Par un jugement n° 2407213 du 10 décembre 2024, le tribunal administratif de Strasbourg a rejeté sa demande.
Procédure devant la cour :
Par une requête enregistrée le 7 mars 2025, M. A, représenté par Me Cissé, demande à la cour :
1°) d'annuler ce jugement du 10 décembre 2024 ;
2°) d'annuler l'arrêté du 27 août 2024 ;
3°) d'enjoindre au préfet de la Moselle de lui délivrer un titre de séjour dans un délai d'un mois à compter de la notification de la décision à intervenir sous astreinte de 150 euros par jour de retard ou, subsidiairement, de réexaminer sa situation et de lui délivrer, pendant cet examen, un récépissé ou une autorisation provisoire de séjour l'autorisant à travailler dans un délai de quinze jours à compter de la notification de la décision à intervenir sous la même astreinte ;
4°) de mettre à la charge de l'Etat la somme de 2 000 euros à verser à son conseil en application de l'article 37 de la loi du 10 juillet 1991.
Il soutient que :
- la décision portant obligation de quitter le territoire français n'a pas été précédée d'un examen particulier de sa situation ;
- elle méconnaît l'article 8 de la convention européenne de sauvegarde des droits de l'homme et des libertés fondamentales et 3-1 de la convention internationale relative aux droits de l'enfant ;
- il ne pouvait faire l'objet d'une mesure d'éloignement dès lors qu'il remplit les conditions pour se voir délivrer un titre de séjour en application de l'article L. 435-1 du code de l'entrée et du séjour des étrangers et du droit d'asile.
M. A a été admis au bénéfice de l'aide juridictionnelle totale par une décision du 6 février 2025.
Vu les autres pièces du dossier.
Vu :
- la convention européenne de sauvegarde des droits de l'homme et des libertés fondamentales ;
- la convention internationale relative aux droits de l'enfant ;
- le code de l'entrée et du séjour des étrangers et du droit d'asile ;
- la loi n° 91-647 du 10 juillet 1991 ;
- le code de justice administrative.
La présidente de la cour administrative d'appel de Nancy a désigné Mme Kohler, présidente-assesseure, pour signer les ordonnances visées à l'article R. 222-1 du code de justice administrative.
Considérant ce qui suit :
1. M. A, ressortissant algérien, est entré sur le territoire français le 28 mars 2023 selon ses déclarations, accompagné de son épouse et de leurs deux enfants mineurs.
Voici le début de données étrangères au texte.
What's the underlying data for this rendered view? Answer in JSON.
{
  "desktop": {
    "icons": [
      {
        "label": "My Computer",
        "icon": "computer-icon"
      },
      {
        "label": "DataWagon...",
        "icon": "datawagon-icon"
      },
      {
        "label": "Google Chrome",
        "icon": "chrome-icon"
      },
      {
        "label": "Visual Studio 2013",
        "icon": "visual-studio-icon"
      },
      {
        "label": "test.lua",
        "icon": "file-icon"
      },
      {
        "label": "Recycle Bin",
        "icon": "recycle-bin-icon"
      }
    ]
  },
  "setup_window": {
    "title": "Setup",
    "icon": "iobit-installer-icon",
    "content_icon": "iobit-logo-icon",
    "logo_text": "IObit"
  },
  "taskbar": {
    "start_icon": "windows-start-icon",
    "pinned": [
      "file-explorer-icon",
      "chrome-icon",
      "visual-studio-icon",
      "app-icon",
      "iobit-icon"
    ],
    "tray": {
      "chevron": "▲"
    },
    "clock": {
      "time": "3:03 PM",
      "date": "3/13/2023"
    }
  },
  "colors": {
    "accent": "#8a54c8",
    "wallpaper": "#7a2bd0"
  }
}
Le 27 août 2024, il a été placé en retenue administrative pour vérification de son droit au séjour en France à la suite d'un contrôle d'identité. Par un arrêté du 27 août 2024, le préfet de la Moselle l'a obligé à quitter le territoire français sans délai, a fixé le pays à destination duquel il pourra être reconduit d'office et a prononcé à son encontre une interdiction de retour sur le territoire français d'une durée de deux ans. M. A fait appel du jugement du 10 décembre 2024 par lequel le tribunal administratif de Strasbourg a rejeté sa demande tendant à l'annulation de cet arrêté.
2. Aux termes du dernier alinéa de l'article R. 222-1 du code de justice administrative : " () les autres magistrats ayant le grade de président désignés à cet effet par le président de la cour peuvent, en outre, par ordonnance, rejeter () après l'expiration du délai de recours ou, lorsqu'un mémoire complémentaire a été annoncé, après la production de ce mémoire les requêtes d'appel manifestement dépourvues de fondement () ".
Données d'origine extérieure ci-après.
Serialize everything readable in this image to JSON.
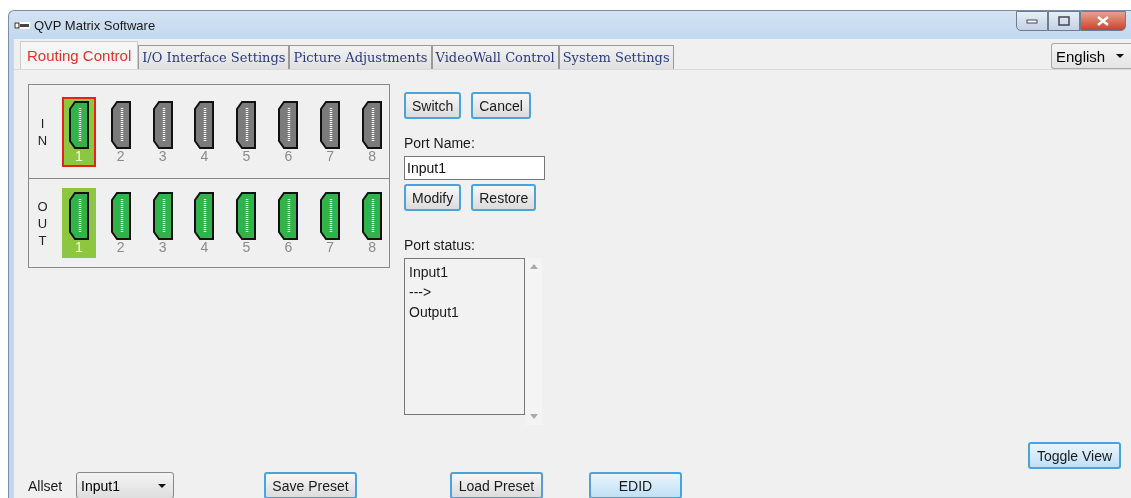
{
  "window": {
    "title": "QVP Matrix Software"
  },
  "tabs": [
    {
      "label": "Routing Control",
      "selected": true
    },
    {
      "label": "I/O Interface Settings",
      "selected": false
    },
    {
      "label": "Picture Adjustments",
      "selected": false
    },
    {
      "label": "VideoWall Control",
      "selected": false
    },
    {
      "label": "System Settings",
      "selected": false
    }
  ],
  "language": {
    "value": "English"
  },
  "inputs": {
    "label": [
      "I",
      "N"
    ],
    "ports": [
      {
        "number": "1",
        "connected": true,
        "selected": true
      },
      {
        "number": "2",
        "connected": false,
        "selected": false
      },
      {
        "number": "3",
        "connected": false,
        "selected": false
      },
      {
        "number": "4",
        "connected": false,
        "selected": false
      },
      {
        "number": "5",
        "connected": false,
        "selected": false
      },
      {
        "number": "6",
        "connected": false,
        "selected": false
      },
      {
        "number": "7",
        "connected": false,
        "selected": false
      },
      {
        "number": "8",
        "connected": false,
        "selected": false
      }
    ]
  },
  "outputs": {
    "label": [
      "O",
      "U",
      "T"
    ],
    "ports": [
      {
        "number": "1",
        "connected": true,
        "selected": true
      },
      {
        "number": "2",
        "connected": true,
        "selected": false
      },
      {
        "number": "3",
        "connected": true,
        "selected": false
      },
      {
        "number": "4",
        "connected": true,
        "selected": false
      },
      {
        "number": "5",
        "connected": true,
        "selected": false
      },
      {
        "number": "6",
        "connected": true,
        "selected": false
      },
      {
        "number": "7",
        "connected": true,
        "selected": false
      },
      {
        "number": "8",
        "connected": true,
        "selected": false
      }
    ]
  },
  "switch_buttons": [
    "Switch",
    "Cancel"
  ],
  "port_name": {
    "label": "Port Name:",
    "value": "Input1"
  },
  "name_buttons": [
    "Modify",
    "Restore"
  ],
  "port_status": {
    "label": "Port status:",
    "lines": [
      "Input1",
      "--->",
      "Output1"
    ]
  },
  "allset": {
    "label": "Allset",
    "value": "Input1"
  },
  "bottom_buttons": [
    "Save Preset",
    "Load Preset",
    "EDID"
  ],
  "toggle_button": "Toggle View"
}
3. En premier lieu, il ressort des mentions de l'arrêté contesté que le préfet de la Moselle, après avoir constaté l'irrégularité de l'entrée et du maintien sur le territoire français de M. A, en mentionnant que l'intéressé n'établissait pas être entré régulièrement en France sous couvert d'un visa de court séjour espagnol a examiné l'ensemble de sa situation personnelle et a vérifié, au vu des éléments dont il avait connaissance, son droit au séjour et qu'aucune circonstance ne faisait obstacle à une mesure d'éloignement fondée sur les dispositions du 1° de l'article L. 611-1 du code de l'entrée et du séjour des étrangers et du droit d'asile. Si M. A a justifié au contentieux être entré en Espagne le 25 mars 2023 sous couvert d'un visa de court séjour, il ressort du procès-verbal de l'audition du 27 août 2024 que ces documents n'étaient pas en sa possession lors de cette audition et qu'il n'a pas pu les produire, de sorte que le préfet a adopté la mesure d'éloignement en litige au regard des éléments portés à sa connaissance. Les termes mêmes de cet arrêté, quand bien même ils ne mentionnent pas les éléments relatifs à l'activité professionnelle de l'intéressé, établissent ainsi que le préfet a procédé à un examen particulier de la situation de M. A. Par suite, le moyen tiré du défaut d'examen particulier doit être écarté.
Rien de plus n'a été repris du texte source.